By Nam Hyun-woo
The Korean economy in the second quarter grew 0.8 percent from three months earlier, posting growth slightly better than the 0.7 percent estimated in July, central bank data showed Friday.
However, as the economy continues growth below 1 percent for three straight quarters, concern over prolonged low growth is emerging, with the third quarter growth facing downside risks.
According to the Bank of Korea (BOK) preliminary data, Korea’s real GDP stood at 375.33 trillion won ($335.45 billion) in the second quarter, growing 0.8 percent from three months earlier.
The quarter-on-quarter growth is 0.3 percentage points faster than that of the first quarter and the highest since the third quarter last year with 1.2 percent.
In annual terms, the local economy expanded 3.3 percent in the second quarter, compared with 2.8 percent year-on-year growth in the previous quarter.
The reading came after increases in domestic expenditures, such as private consumption, construction and facilities investments.
Private consumption rose 1 percent following increased expenditures on durable goods, such as automobiles. Construction investment expanded by 3.1 percent following the increase in building, while facilities investment grew 2.8 percent, with increases in transport equipment and machinery investments.
Despite the increases, Korea’s GDP growth continued at below 1 percent since last year’s third quarter.

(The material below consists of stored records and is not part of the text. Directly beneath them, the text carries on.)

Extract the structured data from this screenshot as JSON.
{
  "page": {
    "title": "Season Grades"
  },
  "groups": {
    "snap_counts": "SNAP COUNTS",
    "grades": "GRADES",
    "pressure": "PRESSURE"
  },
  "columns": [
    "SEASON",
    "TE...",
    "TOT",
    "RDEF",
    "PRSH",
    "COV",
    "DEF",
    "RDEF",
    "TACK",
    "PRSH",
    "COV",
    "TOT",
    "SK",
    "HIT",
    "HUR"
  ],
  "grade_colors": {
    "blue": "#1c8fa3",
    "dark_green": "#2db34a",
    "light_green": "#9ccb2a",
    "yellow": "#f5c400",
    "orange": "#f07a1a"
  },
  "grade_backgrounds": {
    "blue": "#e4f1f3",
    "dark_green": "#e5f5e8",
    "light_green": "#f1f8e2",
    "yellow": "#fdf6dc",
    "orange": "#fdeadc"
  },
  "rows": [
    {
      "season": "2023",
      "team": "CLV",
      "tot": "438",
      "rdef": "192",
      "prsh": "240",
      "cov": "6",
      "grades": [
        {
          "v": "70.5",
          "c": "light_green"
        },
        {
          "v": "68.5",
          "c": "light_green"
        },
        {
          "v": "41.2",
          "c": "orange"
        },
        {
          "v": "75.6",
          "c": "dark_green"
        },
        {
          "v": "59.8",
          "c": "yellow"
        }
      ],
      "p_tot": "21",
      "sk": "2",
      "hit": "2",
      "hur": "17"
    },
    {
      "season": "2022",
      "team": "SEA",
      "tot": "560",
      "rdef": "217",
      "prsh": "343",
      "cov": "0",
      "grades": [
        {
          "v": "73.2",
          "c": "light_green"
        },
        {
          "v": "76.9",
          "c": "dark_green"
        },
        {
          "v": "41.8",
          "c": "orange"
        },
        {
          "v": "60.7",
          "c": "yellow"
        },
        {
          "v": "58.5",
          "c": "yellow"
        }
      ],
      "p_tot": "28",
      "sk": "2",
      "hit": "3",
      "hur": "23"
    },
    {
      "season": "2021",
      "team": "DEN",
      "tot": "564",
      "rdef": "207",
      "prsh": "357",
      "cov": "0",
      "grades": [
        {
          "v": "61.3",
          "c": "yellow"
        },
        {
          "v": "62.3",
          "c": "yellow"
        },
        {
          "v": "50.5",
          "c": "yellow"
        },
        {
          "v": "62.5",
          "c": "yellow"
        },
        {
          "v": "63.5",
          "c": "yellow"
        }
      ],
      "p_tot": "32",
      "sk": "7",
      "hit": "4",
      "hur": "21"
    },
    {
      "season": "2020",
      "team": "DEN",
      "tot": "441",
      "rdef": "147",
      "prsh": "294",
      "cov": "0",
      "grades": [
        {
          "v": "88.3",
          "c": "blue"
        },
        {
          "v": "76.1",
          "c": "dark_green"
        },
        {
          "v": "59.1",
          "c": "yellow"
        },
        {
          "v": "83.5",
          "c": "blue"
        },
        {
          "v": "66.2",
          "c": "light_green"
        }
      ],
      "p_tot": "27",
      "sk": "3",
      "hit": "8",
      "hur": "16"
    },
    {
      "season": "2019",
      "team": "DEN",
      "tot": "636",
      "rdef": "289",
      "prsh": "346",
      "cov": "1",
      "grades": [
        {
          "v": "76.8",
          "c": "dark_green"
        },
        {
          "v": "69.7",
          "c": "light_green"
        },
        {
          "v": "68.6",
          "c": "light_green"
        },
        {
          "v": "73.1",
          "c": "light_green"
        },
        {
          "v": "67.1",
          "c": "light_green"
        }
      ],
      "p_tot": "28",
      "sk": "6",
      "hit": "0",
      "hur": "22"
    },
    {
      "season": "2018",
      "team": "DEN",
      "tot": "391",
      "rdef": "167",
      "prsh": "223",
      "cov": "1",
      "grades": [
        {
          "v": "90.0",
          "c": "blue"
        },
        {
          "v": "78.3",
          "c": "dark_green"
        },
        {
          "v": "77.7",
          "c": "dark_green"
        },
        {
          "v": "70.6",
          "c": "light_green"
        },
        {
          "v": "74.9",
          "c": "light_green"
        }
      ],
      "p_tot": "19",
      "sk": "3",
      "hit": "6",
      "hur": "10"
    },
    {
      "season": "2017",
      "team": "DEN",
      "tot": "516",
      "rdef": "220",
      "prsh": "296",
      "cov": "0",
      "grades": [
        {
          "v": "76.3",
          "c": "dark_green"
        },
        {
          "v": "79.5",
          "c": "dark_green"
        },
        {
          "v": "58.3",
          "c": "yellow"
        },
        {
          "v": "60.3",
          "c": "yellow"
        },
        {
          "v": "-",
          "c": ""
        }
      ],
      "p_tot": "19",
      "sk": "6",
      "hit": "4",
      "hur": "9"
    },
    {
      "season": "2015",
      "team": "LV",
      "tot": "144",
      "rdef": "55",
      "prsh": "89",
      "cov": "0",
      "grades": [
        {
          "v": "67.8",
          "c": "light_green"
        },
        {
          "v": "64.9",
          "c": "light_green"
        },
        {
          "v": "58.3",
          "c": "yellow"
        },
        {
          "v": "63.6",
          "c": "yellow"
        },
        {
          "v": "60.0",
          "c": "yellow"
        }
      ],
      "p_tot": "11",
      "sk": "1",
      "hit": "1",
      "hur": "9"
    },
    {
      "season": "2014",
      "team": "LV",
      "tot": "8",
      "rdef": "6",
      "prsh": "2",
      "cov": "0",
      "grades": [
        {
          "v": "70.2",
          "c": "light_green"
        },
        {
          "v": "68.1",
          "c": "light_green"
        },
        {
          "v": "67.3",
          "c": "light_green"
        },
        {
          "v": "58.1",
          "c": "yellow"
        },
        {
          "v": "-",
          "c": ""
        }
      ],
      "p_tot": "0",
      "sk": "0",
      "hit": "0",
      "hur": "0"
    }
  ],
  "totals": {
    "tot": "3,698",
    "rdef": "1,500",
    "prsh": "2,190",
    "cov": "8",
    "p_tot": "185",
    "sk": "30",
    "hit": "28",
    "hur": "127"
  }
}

Except for that period, the country’s GDP has been growing by less than 1 percent for eight straight quarters.
Analysts say that Korea’s economic growth is heavily dependent on construction, which is booming due to low interest rates, but that may deter the economy down the road.
“The government’s frontloading of the budget supported growth in the second quarter, especially in construction activities and domestic spending,” said Kathleen Oh, economist at Standard Chartered Korea. “However, we think they were one-time factors and will not continue.”
One of the one-time factors was a temporary tax cut on cars, which expired in June. When the effect vanishes, the third-quarter growth will likely be slowed further.
Another downside risk is the ongoing corporate restructuring. The progress of corporate restructuring is picking up, which should have negative spillover effects.
“Downside risks from industrial restructuring in the domestic market and still-lingering external uncertainties pose dangers to growth outlook. I think the economy will show a decreasing growth pace into the third and fourth quarters.”
To cope with downside risks, the government is pinning its hopes on an 11 trillion won supplementary budget, which passed the National Assembly on Thursday.
“The recent recovery in economic data and the passing of the supplementary budget will likely lead the Bank of Korea to keep the current rate on hold next week,” Oh said. “We think the BOK will face less pressure to make another rate cut with the domestic data showing a continued recovery trend.”
Meanwhile, the BOK said the country’s real gross national income (GNI) decreased by 0.4 percent from three months earlier. This is the first time that real GNI decreased since the third quarter of 2014. The BOK attributed the decrease to worsening terms of trade and the contraction of net factor income from the rest of the world.